В материалах, которые мы исследовали, содержится немало доказательств того, что задачу «втирания в доверие» к Сталину Берия считал одной из основных. Начал ее выполнение он, можно сказать, на дальних подступах. Перебравшись в 1923 году из Баку в Тбилиси (сначала на должность начальника секретно-оперативного отдела ЧК Грузии, затем заместителя председателя и председателя ГПУ республики), он стал проявлять особую заботу о матери Сталина. Сперва это были просто знаки повышенного внимания, позже учреждение привилегий и почти что царских почестей. Мать Иосифа Виссарионовича определили на жительство в апартаменты по проспекту Руставели, где помещался совнарком; каждый ее выход в город превращался в шумное триумфальное шествие.

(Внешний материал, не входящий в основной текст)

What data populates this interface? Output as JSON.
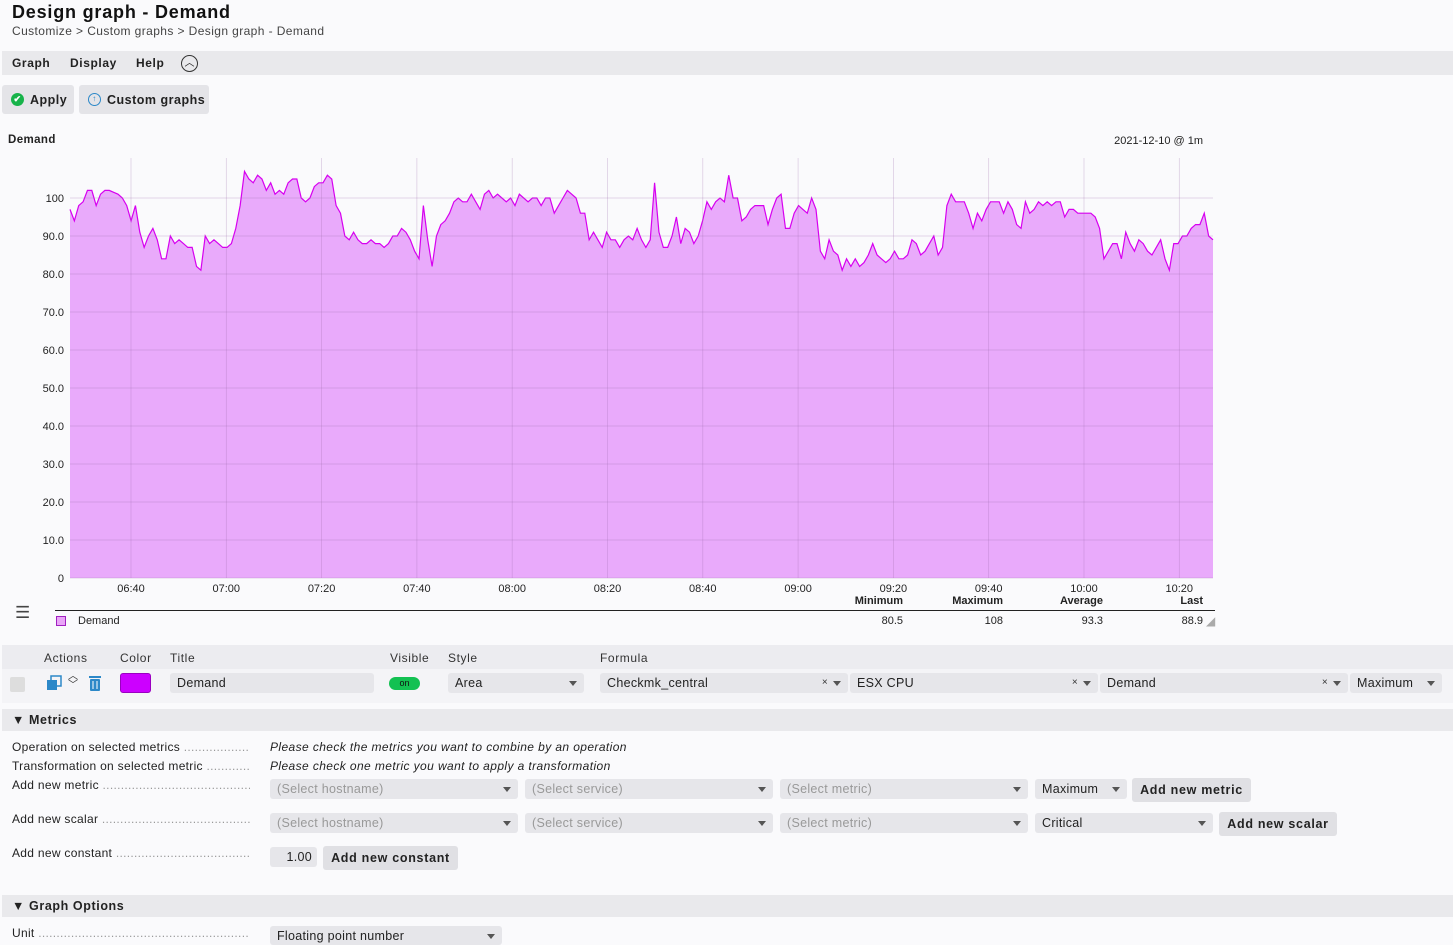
{
  "page": {
    "title": "Design graph - Demand"
  },
  "breadcrumb": [
    "Customize",
    "Custom graphs",
    "Design graph - Demand"
  ],
  "breadcrumb_sep": ">",
  "menu": {
    "items": [
      "Graph",
      "Display",
      "Help"
    ],
    "collapse_icon": "chevron-up-circle-icon"
  },
  "toolbar": {
    "apply_label": "Apply",
    "custom_graphs_label": "Custom graphs"
  },
  "graph": {
    "title": "Demand",
    "timestamp": "2021-12-10 @ 1m",
    "color": "#d700f0",
    "fill": "#e9aafb"
  },
  "chart_data": {
    "type": "area",
    "title": "Demand",
    "y_ticks": [
      "0",
      "10.0",
      "20.0",
      "30.0",
      "40.0",
      "50.0",
      "60.0",
      "70.0",
      "80.0",
      "90.0",
      "100"
    ],
    "ylim": [
      0,
      110
    ],
    "x_ticks": [
      "06:40",
      "07:00",
      "07:20",
      "07:40",
      "08:00",
      "08:20",
      "08:40",
      "09:00",
      "09:20",
      "09:40",
      "10:00",
      "10:20"
    ],
    "series": [
      {
        "name": "Demand",
        "values": [
          97,
          94,
          98,
          99,
          102,
          102,
          98,
          101,
          102,
          102,
          101.5,
          101,
          100,
          98,
          94,
          98,
          91,
          87,
          90,
          92,
          89,
          84,
          84,
          90,
          88,
          89,
          88,
          87,
          87,
          82,
          81,
          90,
          88,
          89,
          88,
          87,
          87,
          88,
          92,
          98,
          107,
          105,
          104,
          106,
          105,
          102,
          104,
          101,
          102,
          101,
          104,
          105,
          105,
          100,
          99,
          100,
          103,
          104,
          104,
          106,
          105,
          98,
          96,
          90,
          89,
          91,
          89,
          88,
          88,
          89,
          88,
          88,
          87,
          88,
          90,
          90,
          92,
          91,
          89,
          86,
          84,
          98,
          89,
          82,
          90,
          93,
          94,
          96,
          99,
          100,
          99,
          99,
          101,
          99,
          97,
          101,
          102,
          100,
          101,
          100,
          99,
          100,
          98,
          101,
          100,
          99,
          100,
          100,
          98,
          100,
          100,
          96,
          98,
          100,
          102,
          101,
          100,
          96,
          96,
          89,
          91,
          89,
          87,
          91,
          89,
          89,
          87,
          89,
          90,
          89,
          92,
          89,
          87,
          89,
          104,
          91,
          87,
          87,
          90,
          95,
          88,
          92,
          91,
          88,
          90,
          94,
          99,
          97,
          99,
          100,
          99,
          106,
          100,
          100,
          94,
          95,
          97,
          98,
          98,
          98,
          93,
          97,
          100,
          101,
          92,
          92,
          96,
          98,
          97,
          96,
          100,
          97,
          86,
          84,
          89,
          86,
          85,
          81,
          84,
          82,
          84,
          82,
          83,
          85,
          88,
          85,
          84,
          83,
          84,
          86,
          84,
          84,
          85,
          89,
          88,
          85,
          86,
          88,
          90,
          85,
          87,
          98,
          101,
          99,
          99,
          99,
          96,
          92,
          96,
          94,
          97,
          99,
          99,
          99,
          96,
          99,
          97,
          93,
          92,
          99,
          96,
          97,
          99,
          98,
          99,
          98,
          99,
          99,
          95,
          97,
          97,
          96,
          96,
          96,
          96,
          95,
          92,
          84,
          86,
          88,
          88,
          84,
          91,
          88,
          86,
          89,
          88,
          86,
          85,
          87,
          89,
          84,
          81,
          88,
          88,
          90,
          90,
          92,
          93,
          93,
          96,
          90,
          89
        ]
      }
    ],
    "stats": [
      {
        "label": "Minimum",
        "value": "80.5"
      },
      {
        "label": "Maximum",
        "value": "108"
      },
      {
        "label": "Average",
        "value": "93.3"
      },
      {
        "label": "Last",
        "value": "88.9"
      }
    ]
  },
  "table": {
    "headers": {
      "actions": "Actions",
      "color": "Color",
      "title": "Title",
      "visible": "Visible",
      "style": "Style",
      "formula": "Formula"
    },
    "row": {
      "color": "#cc00ff",
      "title": "Demand",
      "visible": "on",
      "style": "Area",
      "host": "Checkmk_central",
      "service": "ESX CPU",
      "metric": "Demand",
      "consolidation": "Maximum",
      "clear": "×"
    }
  },
  "metrics_section": {
    "header": "Metrics",
    "operation_label": "Operation on selected metrics",
    "operation_hint": "Please check the metrics you want to combine by an operation",
    "transformation_label": "Transformation on selected metric",
    "transformation_hint": "Please check one metric you want to apply a transformation",
    "add_metric_label": "Add new metric",
    "add_scalar_label": "Add new scalar",
    "add_constant_label": "Add new constant",
    "select_hostname": "(Select hostname)",
    "select_service": "(Select service)",
    "select_metric": "(Select metric)",
    "metric_consolidation": "Maximum",
    "scalar_type": "Critical",
    "constant_value": "1.00",
    "add_metric_button": "Add new metric",
    "add_scalar_button": "Add new scalar",
    "add_constant_button": "Add new constant"
  },
  "graph_options": {
    "header": "Graph Options",
    "unit_label": "Unit",
    "unit_value": "Floating point number"
  }
}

Одновременно с этим Берия сконцентрировал свои недюжинные энергию и изворотливость на организации дома-музея И. В. Сталина в Гори, всячески пропагандируя это «общенациональное дело» и раздувая костер славословия так, чтоб искры от него заметили в Москве. Но наибольшего успеха он достиг, издав под своим именем чужой труд «К вопросу об истории большевистских организаций в Закавказье», непомерно преувеличивая заслуги Сталина в революционной борьбе. «Как известно, — откровенничал его подручный Шария, — Берия стал политической фигурой большого масштаба благодаря известной книге „К вопросу о развитии большевистских организаций в Закавказье“, хотя не принимал участия в составлении этой работы… между тем люди, непосредственно составлявшие работу, должны были оставаться неизвестными. Более того, часть из них была репрессирована в 1937 году…»

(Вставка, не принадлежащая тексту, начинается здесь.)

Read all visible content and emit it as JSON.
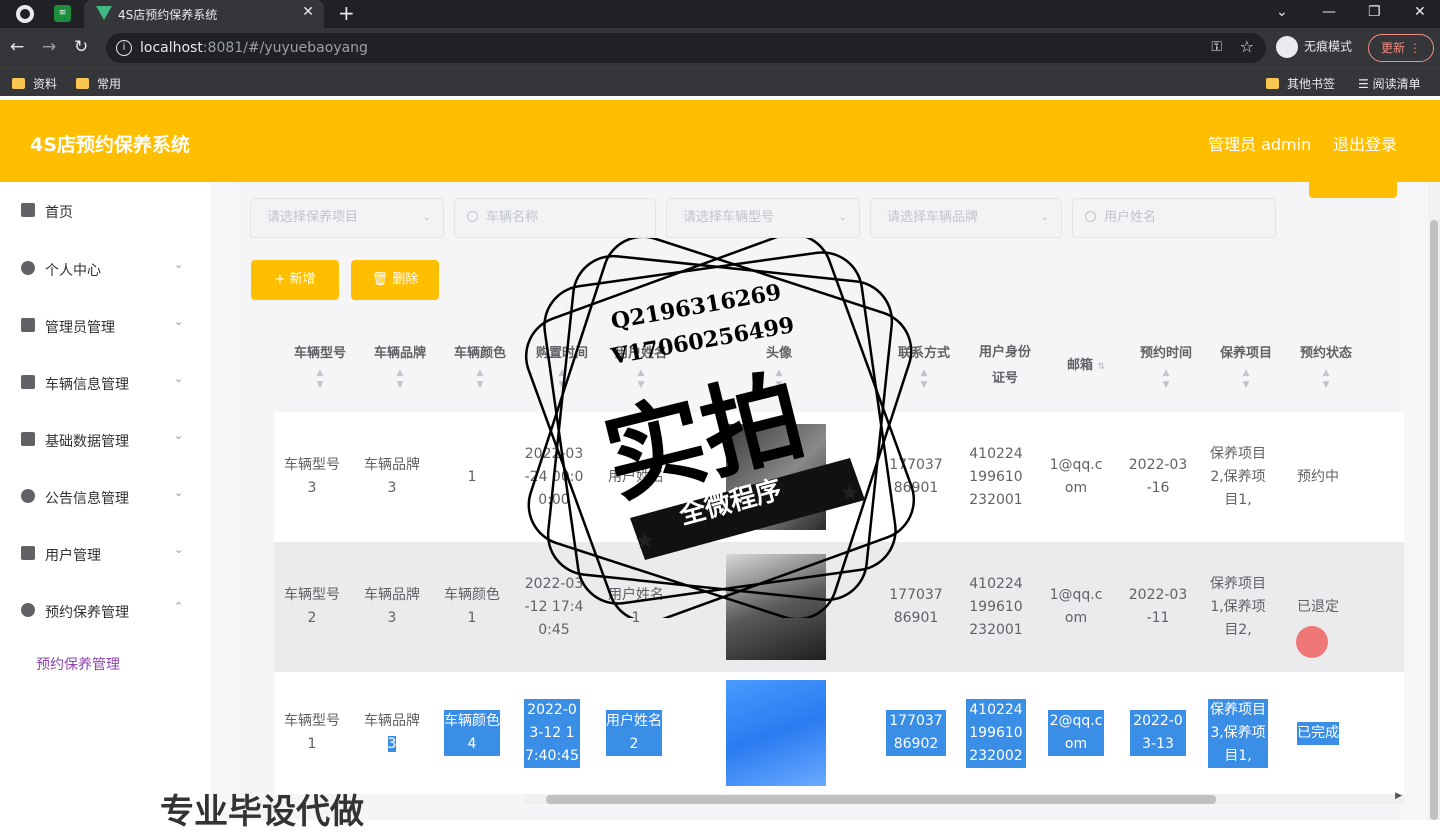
{
  "browser": {
    "tab_title": "4S店预约保养系统",
    "url_host": "localhost",
    "url_rest": ":8081/#/yuyuebaoyang",
    "incognito_label": "无痕模式",
    "update_label": "更新",
    "bookmarks": [
      "资料",
      "常用"
    ],
    "other_bookmarks": "其他书签",
    "reading_list": "阅读清单"
  },
  "header": {
    "title": "4S店预约保养系统",
    "user": "管理员 admin",
    "logout": "退出登录",
    "color": "#ffbe00"
  },
  "sidebar": {
    "items": [
      {
        "label": "首页",
        "icon": "home-icon"
      },
      {
        "label": "个人中心",
        "icon": "user-icon"
      },
      {
        "label": "管理员管理",
        "icon": "list-icon"
      },
      {
        "label": "车辆信息管理",
        "icon": "clipboard-icon"
      },
      {
        "label": "基础数据管理",
        "icon": "list-icon"
      },
      {
        "label": "公告信息管理",
        "icon": "info-icon"
      },
      {
        "label": "用户管理",
        "icon": "monitor-icon"
      },
      {
        "label": "预约保养管理",
        "icon": "bulb-icon"
      }
    ],
    "sub_item": "预约保养管理"
  },
  "filters": {
    "project": "请选择保养项目",
    "car_name": "车辆名称",
    "car_type": "请选择车辆型号",
    "car_brand": "请选择车辆品牌",
    "user_name": "用户姓名"
  },
  "actions": {
    "add": "+ 新增",
    "delete": "删除"
  },
  "table": {
    "headers": [
      "车辆型号",
      "车辆品牌",
      "车辆颜色",
      "购置时间",
      "用户姓名",
      "头像",
      "联系方式",
      "用户身份证号",
      "邮箱",
      "预约时间",
      "保养项目",
      "预约状态"
    ],
    "rows": [
      {
        "type": "车辆型号3",
        "brand": "车辆品牌3",
        "color": "1",
        "buy_time": "2022-03-24 00:00:00",
        "user": "用户姓名",
        "phone": "17703786901",
        "idcard": "410224199610232001",
        "email": "1@qq.com",
        "appt": "2022-03-16",
        "project": "保养项目2,保养项目1,",
        "status": "预约中"
      },
      {
        "type": "车辆型号2",
        "brand": "车辆品牌3",
        "color": "车辆颜色1",
        "buy_time": "2022-03-12 17:40:45",
        "user": "用户姓名1",
        "phone": "17703786901",
        "idcard": "410224199610232001",
        "email": "1@qq.com",
        "appt": "2022-03-11",
        "project": "保养项目1,保养项目2,",
        "status": "已退定"
      },
      {
        "type": "车辆型号1",
        "brand": "车辆品牌",
        "brand_hl": "3",
        "color": "车辆颜色4",
        "buy_time": "2022-03-12 17:40:45",
        "user": "用户姓名2",
        "phone": "17703786902",
        "idcard": "410224199610232002",
        "email": "2@qq.com",
        "appt": "2022-03-13",
        "project": "保养项目3,保养项目1,",
        "status": "已完成"
      }
    ]
  },
  "watermark": {
    "line1": "Q2196316269",
    "line2": "V17060256499",
    "big": "实拍",
    "ribbon": "全微程序",
    "bottom": "专业毕设代做"
  }
}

О том, что книга сыграла значительную роль в дальнейшей карьере Берии и обратила на себя внимание того, кому в основном адресовалась, свидетельствуют не только показания очевидцев, но и общественный резонанс в стране, конечно же, организованный сталинским пропагандистским аппаратом. Ее массово изучали и обсуждали, по ней проходили читательские конференции в трудовых коллективах и воинских частях. И с годами ажиотаж вокруг нее не утих. Так, издательство «Московский рабочий» в декабре 1947 года выпустило листовку, приуроченную к выборам в местные Советы. В ней отмечалось: «…товарищ Берия — один из виднейших руководителей большевистской партии, ближайших учеников и соратников товарища Сталина… Книга Л. П. Берии „К вопросу об истории большевистских организаций в Закавказье“ является большим вкладом в научную историю партии большевиков».

О том, что Берия, торя дорогу к сердцу Сталина, возлагал большие надежды и делал ставку на указанную книгу, убедительно доказывает его расправа над действительным автором труда Ермолаем (Эриком) Алексеевичем Бедней. Чтобы эту расправу выдать за законную казнь, в срочном порядке была «организована» контрреволюционная группа, в которую «водворили» Бедию. В материалах подшит протокол осмотра архивно-следственного дела № 25 899 (НКВД Грузии № 12 545) по обвинению Владимира Владимировича Мирцхулавы, в котором имеется копия протокола допроса Е. А. Бедии.

Последний показал, конечно под нажимом, что в контрреволюционную организацию правых его завербовал Амберкий Кекелия еще в 1931 году. Члены организации якобы занимались диверсионно-вредительской деятельностью в республике и готовили «теракт», т. е. убийство Берии. Сам Бедия будто бы осуществлял вербовку новых членов и «обрабатывал в контрреволюционном правом духе» менее податливых лиц, например Владимира Мирцхулаву — секретаря Орджоникидзевского районного комитета. «С Мирцхулавой Владимиром я имел к[онтр]р[еволюционного] содержания беседы в тот период времени, когда он работал инструктором культпродотдела закрайкома ВКП(б), — сообщал Бедия. — В разговорах с ним я подвергал правой критике политику руководства ВКП(б) и откровенно выражал свое озлобление в отношении секретаря ЦК КП(б) Грузии — Берии. С моими высказываниями он обычно солидаризировался… Я сказал Мирцхулаве о существовании группы лиц во главе с Кекелией, ведущих борьбу против руководства КП(б) Грузии, в основном против Берии…»

Мирцхулава в свою очередь на первом допросе (4 ноября 1937 г.; его допрашивали Хазан и его помощник Тверачрелидзе) «сознался», что в контрреволюционную организацию правых завербован в сентябре или октябре 1936 года Эриком Бедней. Последний в числе членов организации назвал Германа Мгалоблишвили, Шалву Матикашвили, Амберикия Кекелию, Акакия Татаришвили, Василия Дарахвелидзе, Ермолая Горделадзе, Владимира Гогешвили, Константина Деметрадзе, Карло Орагвелидзе.

Хотя Мирцхулава «чистосердечно» и «искренне» покаялся, заявив, что «решил прекратить к[онтр]р[еволюционное] сопротивление, разоружиться окончательно и правдиво изложить следствию о совершенном преступлении», его, как и Бедию, расстреляли. Последнего за то, что имел неосторожность заявить публично о своем авторстве и сказать, что, дескать, он, Бедия, работает, а награды и ордена получают другие, т. е. Берия. Мирцхулава же поплатился жизнью по воле случая, оказавшись в одной компании с врагом Берии.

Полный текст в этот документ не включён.